City attorneys defending the lawsuit also stated that city employees did not have "actual or constructive notice of the condition of the property in question."

But, as reported by the Reader, documents obtained in a public records request reveal previous complaints about what Point Loma residents referred to as a dangerous intersection.

Local resident Jon Connor submitted a traffic complaint to then-councilmember and current mayor Kevin Faulconer's office in June 2010. Faulconer's office sent a "route slip" to the traffic-engineering department. It reads, "Mr. Connor says it is like a freeway during rush hour. People are going entirely too fast since there are no lights or speed controls in this corridor. Also, he says the right turn back onto Cañon from Catalina is dangerous since it is a complete blind spot for families with kids trying to cross. He says it's dangerous for anyone since cars are coming down without stopping at the crosswalk and they cannot see [pedestrians] on the sidewalk."

Traffic engineer Gary Pence addressed Connor's concern in a follow-up email.

"Regarding the visibility of pedestrians crossing in the crosswalk in the right turn lane on ramp to Cañon Street, our site visit revealed that vegetation near the crosswalk has been recently trimmed and the visibility has been significantly improved. We will convert this crosswalk to a ladder crosswalk which includes numerous perpendicular lines between the two existing crosswalk lines. Ladder crosswalks are more visible to drivers and are intended to enhance the safety of the crosswalk.
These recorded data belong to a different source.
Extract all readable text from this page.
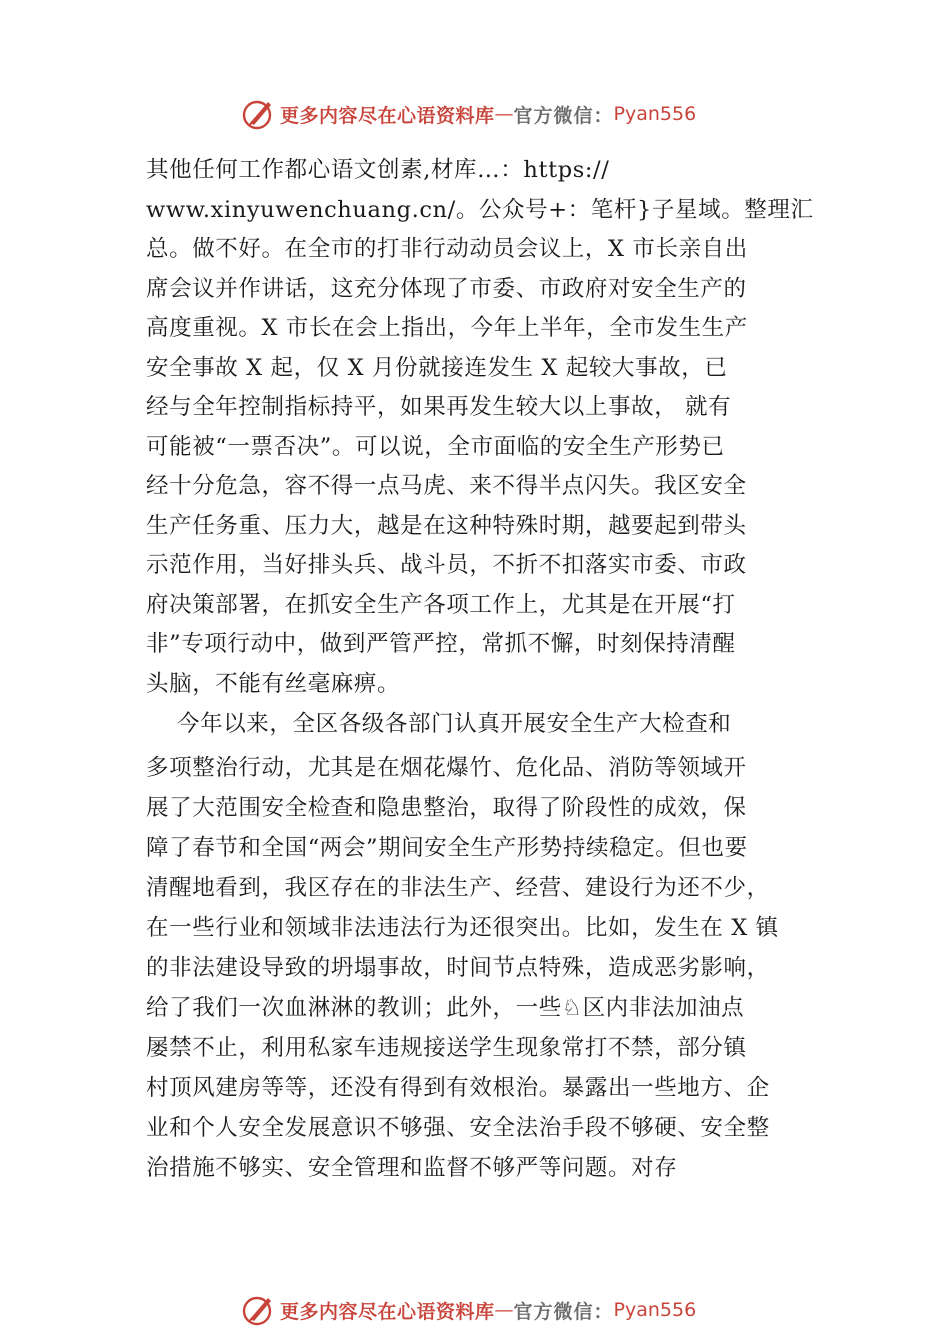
更多内容尽在心语资料库 — 官方微信： Pyan556
其他任何工作都心语文创素,材库…：https://
www.xinyuwenchuang.cn/。公众号+：笔杆}子星域。整理汇
总。做不好。在全市的打非行动动员会议上，X 市长亲自出
席会议并作讲话，这充分体现了市委、市政府对安全生产的
高度重视。X 市长在会上指出，今年上半年，全市发生生产
安全事故 X 起，仅 X 月份就接连发生 X 起较大事故，已
经与全年控制指标持平，如果再发生较大以上事故， 就有
可能被“一票否决”。可以说，全市面临的安全生产形势已
经十分危急，容不得一点马虎、来不得半点闪失。我区安全
生产任务重、压力大，越是在这种特殊时期，越要起到带头
示范作用，当好排头兵、战斗员，不折不扣落实市委、市政
府决策部署，在抓安全生产各项工作上，尤其是在开展“打
非”专项行动中，做到严管严控，常抓不懈，时刻保持清醒
头脑，不能有丝毫麻痹。
今年以来，全区各级各部门认真开展安全生产大检查和
多项整治行动，尤其是在烟花爆竹、危化品、消防等领域开
展了大范围安全检查和隐患整治，取得了阶段性的成效，保
障了春节和全国“两会”期间安全生产形势持续稳定。但也要
清醒地看到，我区存在的非法生产、经营、建设行为还不少，
在一些行业和领域非法违法行为还很突出。比如，发生在 X 镇
的非法建设导致的坍塌事故，时间节点特殊，造成恶劣影响，
给了我们一次血淋淋的教训；此外，一些♘区内非法加油点
屡禁不止，利用私家车违规接送学生现象常打不禁，部分镇
村顶风建房等等，还没有得到有效根治。暴露出一些地方、企
业和个人安全发展意识不够强、安全法治手段不够硬、安全整
治措施不够实、安全管理和监督不够严等问题。对存
更多内容尽在心语资料库 — 官方微信： Pyan556
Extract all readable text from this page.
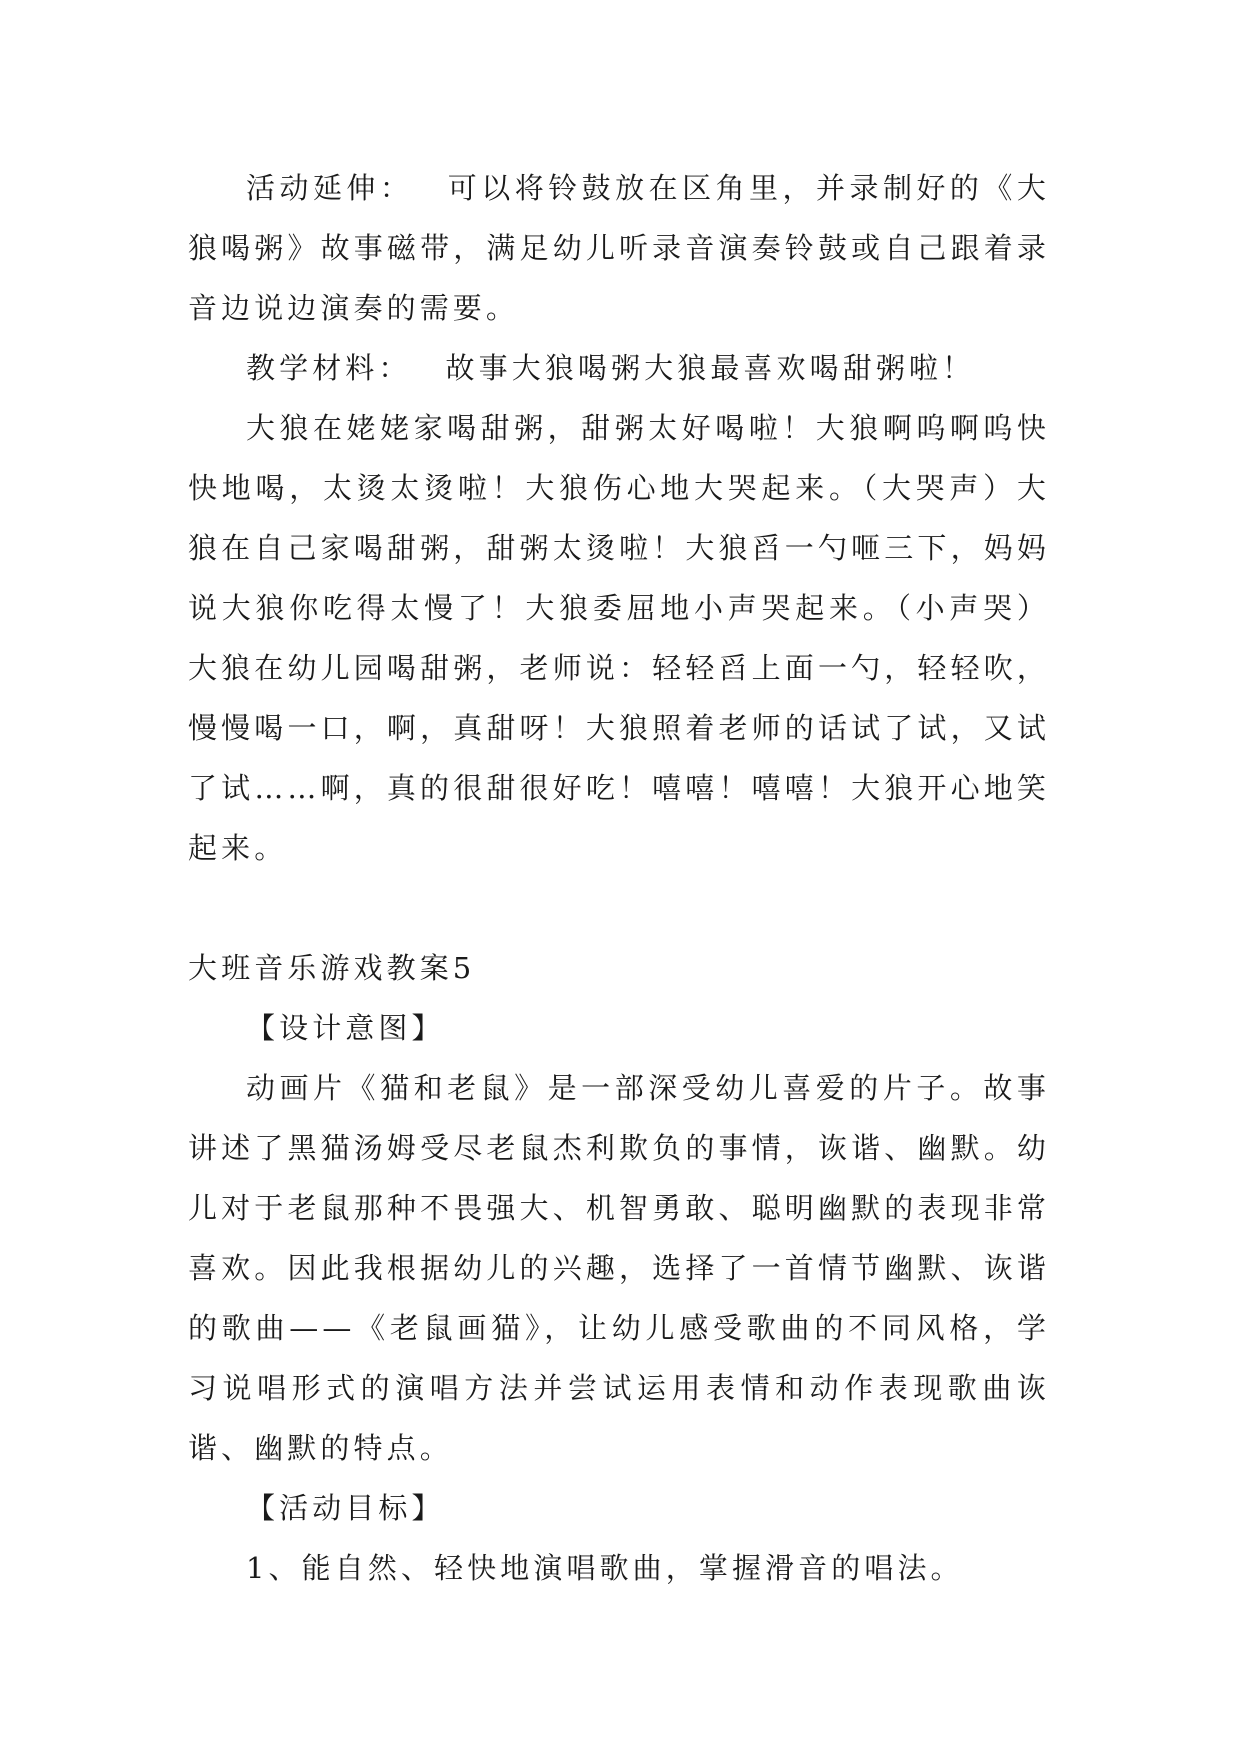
活动延伸： 可以将铃鼓放在区角里，并录制好的《大狼喝粥》故事磁带，满足幼儿听录音演奏铃鼓或自己跟着录音边说边演奏的需要。

教学材料： 故事大狼喝粥大狼最喜欢喝甜粥啦！

大狼在姥姥家喝甜粥，甜粥太好喝啦！大狼啊呜啊呜快快地喝，太烫太烫啦！大狼伤心地大哭起来。（大哭声）大狼在自己家喝甜粥，甜粥太烫啦！大狼舀一勺咂三下，妈妈说大狼你吃得太慢了！大狼委屈地小声哭起来。（小声哭）大狼在幼儿园喝甜粥，老师说：轻轻舀上面一勺，轻轻吹，慢慢喝一口，啊，真甜呀！大狼照着老师的话试了试，又试了试……啊，真的很甜很好吃！嘻嘻！嘻嘻！大狼开心地笑起来。

大班音乐游戏教案5

【设计意图】

动画片《猫和老鼠》是一部深受幼儿喜爱的片子。故事讲述了黑猫汤姆受尽老鼠杰利欺负的事情，诙谐、幽默。幼儿对于老鼠那种不畏强大、机智勇敢、聪明幽默的表现非常喜欢。因此我根据幼儿的兴趣，选择了一首情节幽默、诙谐的歌曲——《老鼠画猫》，让幼儿感受歌曲的不同风格，学习说唱形式的演唱方法并尝试运用表情和动作表现歌曲诙谐、幽默的特点。

【活动目标】

1、能自然、轻快地演唱歌曲，掌握滑音的唱法。
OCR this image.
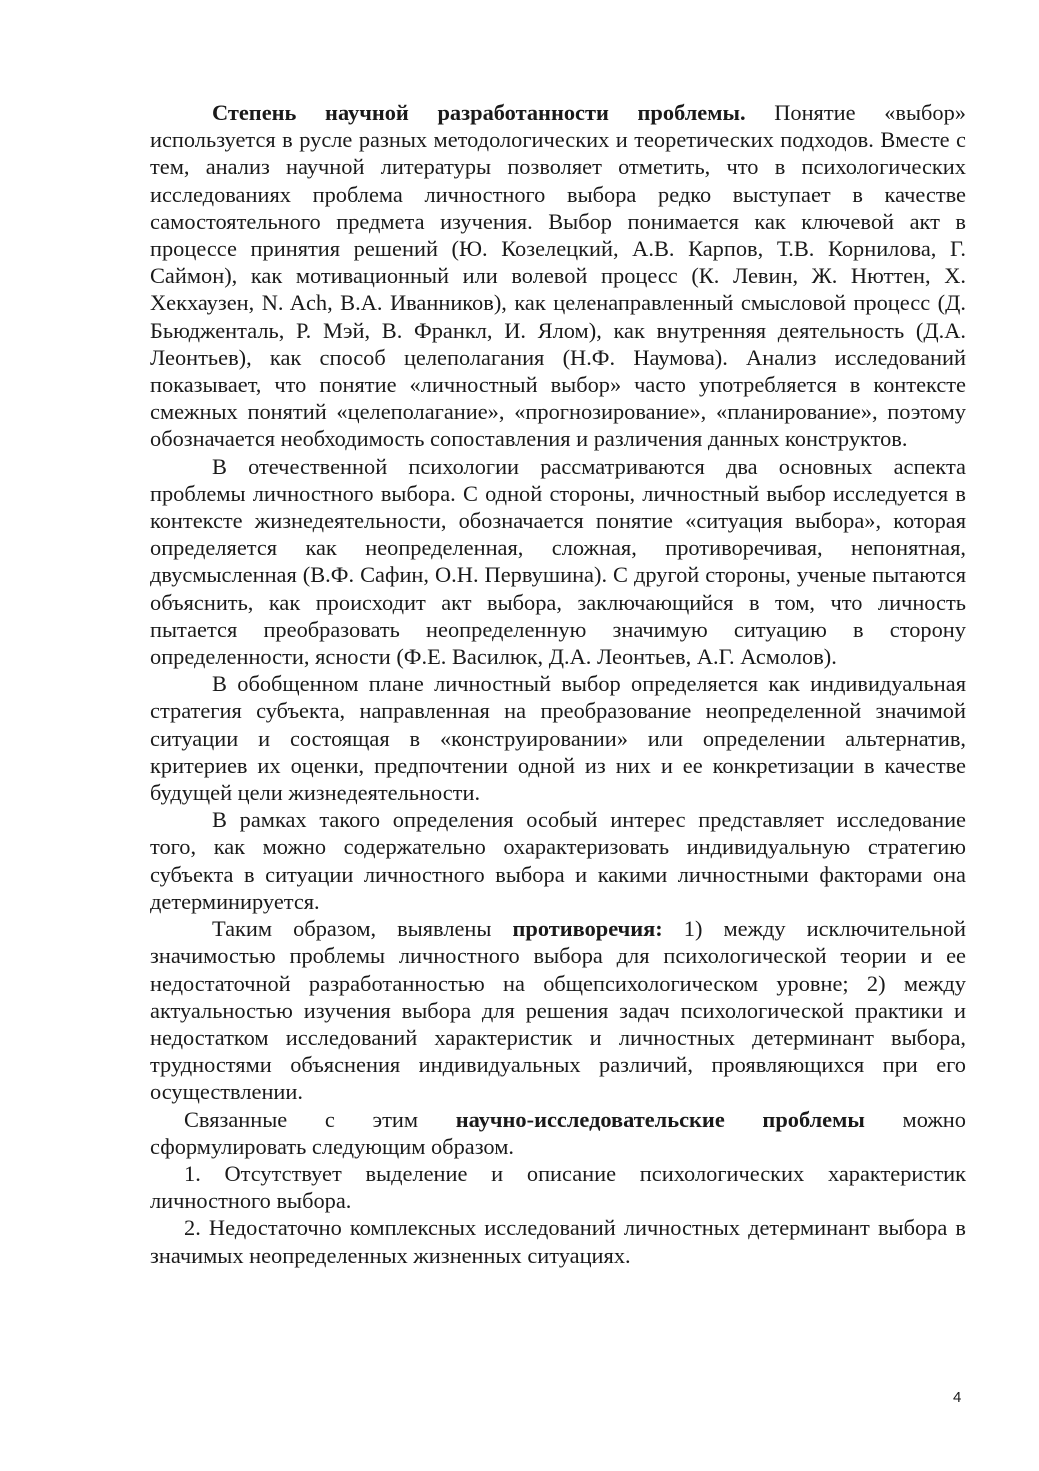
Степень научной разработанности проблемы. Понятие «выбор» используется в русле разных методологических и теоретических подходов. Вместе с тем, анализ научной литературы позволяет отметить, что в психологических исследованиях проблема личностного выбора редко выступает в качестве самостоятельного предмета изучения. Выбор понимается как ключевой акт в процессе принятия решений (Ю. Козелецкий, А.В. Карпов, Т.В. Корнилова, Г. Саймон), как мотивационный или волевой процесс (К. Левин, Ж. Нюттен, Х. Хекхаузен, N. Ach, В.А. Иванников), как целенаправленный смысловой процесс (Д. Бьюдженталь, Р. Мэй, В. Франкл, И. Ялом), как внутренняя деятельность (Д.А. Леонтьев), как способ целеполагания (Н.Ф. Наумова). Анализ исследований показывает, что понятие «личностный выбор» часто употребляется в контексте смежных понятий «целеполагание», «прогнозирование», «планирование», поэтому обозначается необходимость сопоставления и различения данных конструктов.

В отечественной психологии рассматриваются два основных аспекта проблемы личностного выбора. С одной стороны, личностный выбор исследуется в контексте жизнедеятельности, обозначается понятие «ситуация выбора», которая определяется как неопределенная, сложная, противоречивая, непонятная, двусмысленная (В.Ф. Сафин, О.Н. Первушина). С другой стороны, ученые пытаются объяснить, как происходит акт выбора, заключающийся в том, что личность пытается преобразовать неопределенную значимую ситуацию в сторону определенности, ясности (Ф.Е. Василюк, Д.А. Леонтьев, А.Г. Асмолов).

В обобщенном плане личностный выбор определяется как индивидуальная стратегия субъекта, направленная на преобразование неопределенной значимой ситуации и состоящая в «конструировании» или определении альтернатив, критериев их оценки, предпочтении одной из них и ее конкретизации в качестве будущей цели жизнедеятельности.

В рамках такого определения особый интерес представляет исследование того, как можно содержательно охарактеризовать индивидуальную стратегию субъекта в ситуации личностного выбора и какими личностными факторами она детерминируется.

Таким образом, выявлены противоречия: 1) между исключительной значимостью проблемы личностного выбора для психологической теории и ее недостаточной разработанностью на общепсихологическом уровне; 2) между актуальностью изучения выбора для решения задач психологической практики и недостатком исследований характеристик и личностных детерминант выбора, трудностями объяснения индивидуальных различий, проявляющихся при его осуществлении.

Связанные с этим научно-исследовательские проблемы можно сформулировать следующим образом.

1. Отсутствует выделение и описание психологических характеристик личностного выбора.

2. Недостаточно комплексных исследований личностных детерминант выбора в значимых неопределенных жизненных ситуациях.

4
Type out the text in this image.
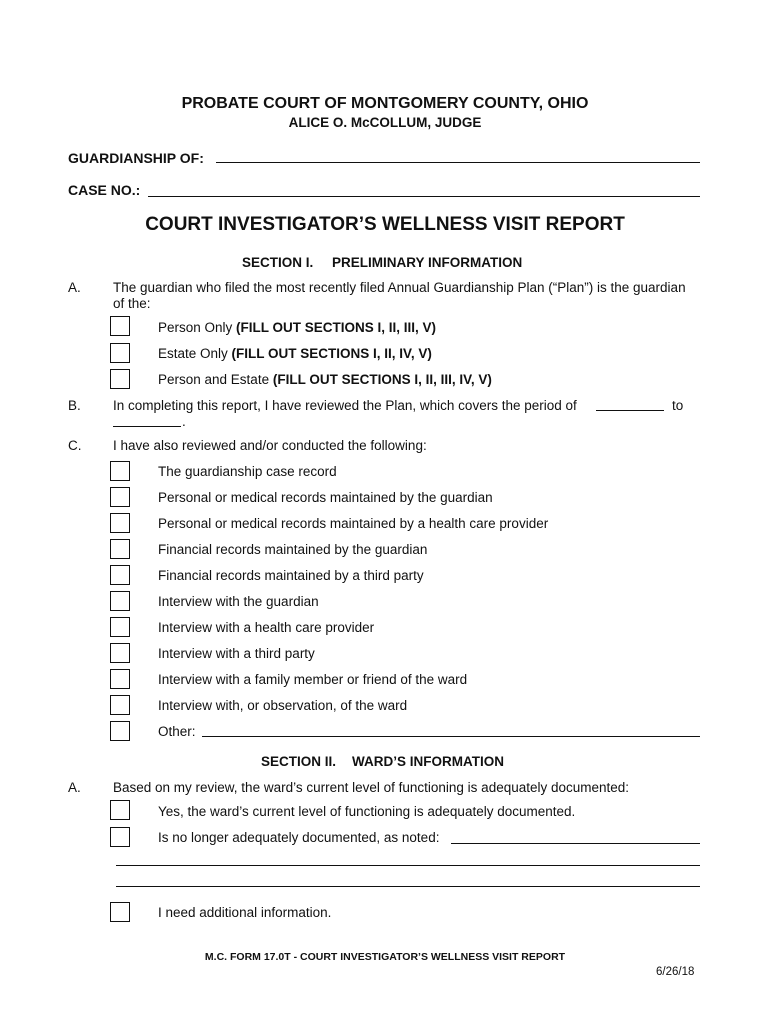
PROBATE COURT OF MONTGOMERY COUNTY, OHIO
ALICE O. McCOLLUM, JUDGE
GUARDIANSHIP OF:
CASE NO.:
COURT INVESTIGATOR’S WELLNESS VISIT REPORT
SECTION I. PRELIMINARY INFORMATION
A. The guardian who filed the most recently filed Annual Guardianship Plan (“Plan”) is the guardian
of the:
Person Only (FILL OUT SECTIONS I, II, III, V)
Estate Only (FILL OUT SECTIONS I, II, IV, V)
Person and Estate (FILL OUT SECTIONS I, II, III, IV, V)
B. In completing this report, I have reviewed the Plan, which covers the period of	to
.
C. I have also reviewed and/or conducted the following:
The guardianship case record
Personal or medical records maintained by the guardian
Personal or medical records maintained by a health care provider
Financial records maintained by the guardian
Financial records maintained by a third party
Interview with the guardian
Interview with a health care provider
Interview with a third party
Interview with a family member or friend of the ward
Interview with, or observation, of the ward
Other:
SECTION II. WARD’S INFORMATION
A. Based on my review, the ward’s current level of functioning is adequately documented:
Yes, the ward’s current level of functioning is adequately documented.
Is no longer adequately documented, as noted:
I need additional information.
M.C. FORM 17.0T - COURT INVESTIGATOR’S WELLNESS VISIT REPORT
6/26/18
In addition, we will replace the existing pedestrian warning signs with high visibility pedestrian fluorescent yellow/green warning signs on both sides of the crosswalk facing northbound traffic."

According to some residents, however, the problem remained. Weeks after the accident occurred, residents started a petition in order to draw attention to the dangerous conditions at the intersection of Catalina Boulevard and Cañon Street.

"For decades, this intersection has plagued the residential and family-oriented nearby Point Loma community. Residents have pleaded with City and local authorities to remedy the situation, yet their concerns have remained unheard."

To further safeguard against any large payouts, the city has taken another tack in defending the lawsuit.

On December 2, 2015, the deputy city attorney heading up the case, Catherine Richardson, filed a cross-complaint against the Point Loma Woods Home Owners Association for failing to maintain the property adjacent to the crosswalk where the accident occurred.

"The city has denied, and continues to deny, any liability…. If, however, it is found that the city is responsible under law to [the Aavang family] for any of the allegations contained in their complaint, then the city is informed and believes...that the negligence, or other wrongful or tortious conduct...of [Point Loma Woods] contributed to the happening of the incidents alleged in Plaintiffs' complaint and caused said Plaintiffs' damages thereby.

"[Point Loma Woods is] presumed to own the land to the center of the roadway. The city is further informed and believes that [the homeowners’ association] installed and maintained the landscaping at the subject property, including the foliage which [the Aavangs] allege obstructed the view of the subject crosswalk for motorists and/or crossing pedestrians, and is responsible for maintenance and repair of the common areas of the [property]."

Aavang's lawsuit, (which also names the driver of the SUV, David Hoban) and the city's cross-complaint will be discussed at a hearing in the coming months.

Clarification The city's allegation that John Aavang was negligent in this matter was part of an answer filed by the city in December 2015; at no time did the city file a cross-complaint against Mr. Aavang.